Unforgving resentment never stays at the simmer stage; if uncontrolled it proceeds to the boiling stage.
"When we don't forgive others, that failure to forgive can turn into resentment, and few things wound like resentment. When we hold onto resentment, we are the ones who hurt.
"Max Lucado calls resentment the 'cocaine of emotions.' It revs people up. It energizes them. It numbs them from pain, and addicts them as surely as cocaine.
"Persistent resentment can beome a false but all-consuming pleasure. People can come to enjoy their own resentment.
"Resentment is about power and control. It is a drug that inebriates, and few drugs deliver the mighty rush of power that hurting others can deliver. And yet, resentment also tears us apart." (Ensley)
How can we overcome resentment? How can we learn to forgive? Usually it's a process that takes time, commitment, and energy. People don't want to let go of negative feelings. They say they can forgive, but not forget. But -
"Forgiveness always involves at least some forgetting. We don't deny the hurt done to us, repress it, or minimize it. Instead, with God's help and the help of others, we grieve, let go, and move on. We no longer allow the hurt done to us or the person who did the hurting to control us."
We can begin the process by resolving to try to understand the other's point of view. Why does he or she feel that way? Have those particular values? Do their thoughts, values, and emotions reflect those of the generation they grew up in? Why did he or she make a particular life decision? Here is where we can ask God to "fire up" our imaginations so that we can step out of our own "shoes" and into the "shoes" of another. Adult children can think about their grand-parents who influenced their parents' lives, perhaps controlled them or hurt them, so that they feel righteous about behaving that way towards their own children. Parents can think about their adult childrens' lives, how their experiences and friendships are different from their own, what the influences on them might be.
Ensley suggests that it helps us to step into our alienated family member's shoes by praying specifically for that person:
"Begin to pray for that person. Hard as it may be, begin to see that person as a child of God, just as you are. Imagine what that person's world is like. Think of the pain that person endured that led them to hurt instead of help. Begin the process of seeing that person as a struggling child of God, like you. 'Know all and you will pardon all,' Thomas A Kempis wrote in 'The Imitation of Christ,' seven hundred years ago." (Ensley)
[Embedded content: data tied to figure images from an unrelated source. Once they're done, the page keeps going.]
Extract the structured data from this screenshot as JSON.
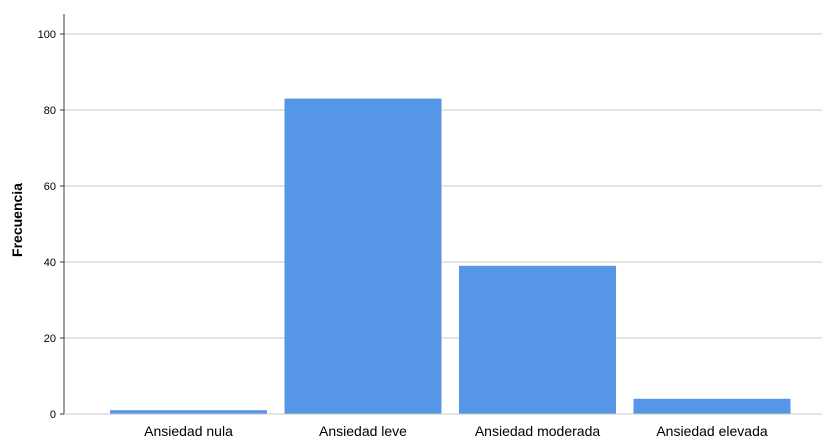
{
  "chart_data": {
    "type": "bar",
    "title": "",
    "xlabel": "",
    "ylabel": "Frecuencia",
    "categories": [
      "Ansiedad nula",
      "Ansiedad leve",
      "Ansiedad moderada",
      "Ansiedad elevada"
    ],
    "values": [
      1,
      83,
      39,
      4
    ],
    "ylim": [
      0,
      105
    ],
    "yticks": [
      0,
      20,
      40,
      60,
      80,
      100
    ],
    "grid": true,
    "colors": {
      "bar": "#5596E6",
      "grid": "#C9C9C9",
      "axis": "#3A3A3A"
    }
  }
}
Dedicated prayer can lead to communication break-throughs, the airing of grievances from perhaps years back. Can we be humble enough to accept our child's or parent's understanding of present or past events, an understanding that might be very different from our own? Can we give them the freedom to differ from us - to agree to disagree perhaps? Where feelings have been hurt, can we strive to make amends? To do kind, generous actions to help rebuild the relationship? To accept much-loved people in our loved ones' lives whom we may wish with all our hearts weren't there? To allow others the freedom of conscience to make their own decisions?
Deacon Ensley repeats "Forgiveness is usually not instantaneous, it is a process, it takes time. Just wanting to start down the journey towards forgiveness is enough in God's eyes. God's forgiveness toward us is like a canceled banknote, burned and written off the books. That's what God's forgiveness is like. He forgets the wrong for all eternity."
Daily pray "Lord Jesus, give me a heart for love and forgiveness like your own." Then stand back and watch Him work miracles to soften and stretch and humble your heart, cleanse it of resentment, prepare it for forgiveness, set it on fire with His love. After all, Jesus' prayer to His Father for his disciples was "Make them one." May He, over time, make your family one again!